Scenario: adding a status column with default + app starts writing it
Step 1 — Migration V12__add_status.sql
ALTER TABLE orders ADD COLUMN status VARCHAR(20) NOT NULL DEFAULT 'NEW';
CREATE INDEX idx_orders_status ON orders(status);
Step 2 — App release (same deploy window)
New app version starts doing:
- writes
status='PAID' | 'CANCELLED' - queries:
WHERE status IN ('PAID','NEW') - Kafka consumers / background jobs may update status asynchronously
Step 3 — Something goes wrong
Maybe:
- latency spike due to index build
- bug in app release
- unexpected query plan regression
Team says: “Rollback!”
Flyway undo attempt: U12__drop_status.sql
DROP INDEX idx_orders_status;
ALTER TABLE orders DROP COLUMN status;
What fails (and how)
✅ A) You lose data (the obvious failure)
While the new app was live for 10 minutes, it wrote:
order_id=101 status=PAID
order_id=102 status=CANCELLED
Undo drops the column → those statuses are gone forever.
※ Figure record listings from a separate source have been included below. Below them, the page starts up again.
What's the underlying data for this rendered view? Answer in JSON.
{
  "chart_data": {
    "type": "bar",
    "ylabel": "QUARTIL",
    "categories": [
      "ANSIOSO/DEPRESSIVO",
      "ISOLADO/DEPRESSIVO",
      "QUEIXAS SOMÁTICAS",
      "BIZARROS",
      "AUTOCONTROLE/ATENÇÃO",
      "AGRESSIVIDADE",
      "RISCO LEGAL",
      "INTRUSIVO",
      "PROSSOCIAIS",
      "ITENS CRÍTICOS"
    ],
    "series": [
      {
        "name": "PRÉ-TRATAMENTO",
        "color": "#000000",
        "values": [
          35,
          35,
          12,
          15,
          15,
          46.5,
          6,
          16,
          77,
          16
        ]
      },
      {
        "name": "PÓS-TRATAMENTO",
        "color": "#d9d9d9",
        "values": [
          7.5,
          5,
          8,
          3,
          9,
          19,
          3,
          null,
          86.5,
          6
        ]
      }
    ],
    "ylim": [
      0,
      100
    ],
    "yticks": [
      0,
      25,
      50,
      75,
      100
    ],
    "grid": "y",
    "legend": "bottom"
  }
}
Now old app version comes back up and assumes:
- “if no status column, we infer state from payments table”
But that inference might not match reality anymore (because the new app already used status as the source of truth).
Result:
- reports wrong
- downstream systems inconsistent
- reconciliation nightmare
This is the most common “undo fails” case: it “succeeds” technically, but business state is corrupted.
❌ B) The old app still breaks (schema mismatch during rollout)
Even if you drop the column successfully, you likely had:
- multiple instances
- rolling deploy
So some pods still run the new code briefly and will crash:
SELECT ... WHERE status = 'NEW';
-- ERROR: column "status" does not exist
You now have:
- failing pods
- retries
- message consumers reprocessing
- possibly duplicate side effects
Undo causes runtime failure under mixed-version traffic.
❌ C) Background workers keep writing after undo (race condition)
Even if you revert the main API pods, a background consumer might still be running new code for a bit.
It tries:
UPDATE orders SET status='PAID' WHERE id=101;
-- ERROR: column "status" does not exist
Now you get:
- stuck Kafka consumer group
- growing lag
- repeated failures
- potentially “poison messages”
Undo didn’t restore a stable system — it created a new incident.
A cleaner “forward rollback” fix (what seniors do)
Instead of undo, you keep the column and make the system compatible:
V13__make_status_nullable_and_stop_using_it.sql
ALTER TABLE orders ALTER COLUMN status DROP NOT NULL;
-- optionally drop index if it caused perf issues
DROP INDEX IF EXISTS idx_orders_status;
Then deploy app hotfix that:
- stops using
status - tolerates it being null / ignored
Later (after things are stable) you can plan a safe cleanup migration.
How to say it in an interview (2–3 sentences)
Undo fails when the new version has already written data in the new schema — dropping a column loses business state and you can’t reconstruct it reliably.
Also in rolling deployments you can’t guarantee all nodes stop using the new schema at the same moment, so undo creates runtime errors and broken consumers.
That’s why we use forward-only migrations and “forward rollbacks” that restore compatibility instead of reverting schema.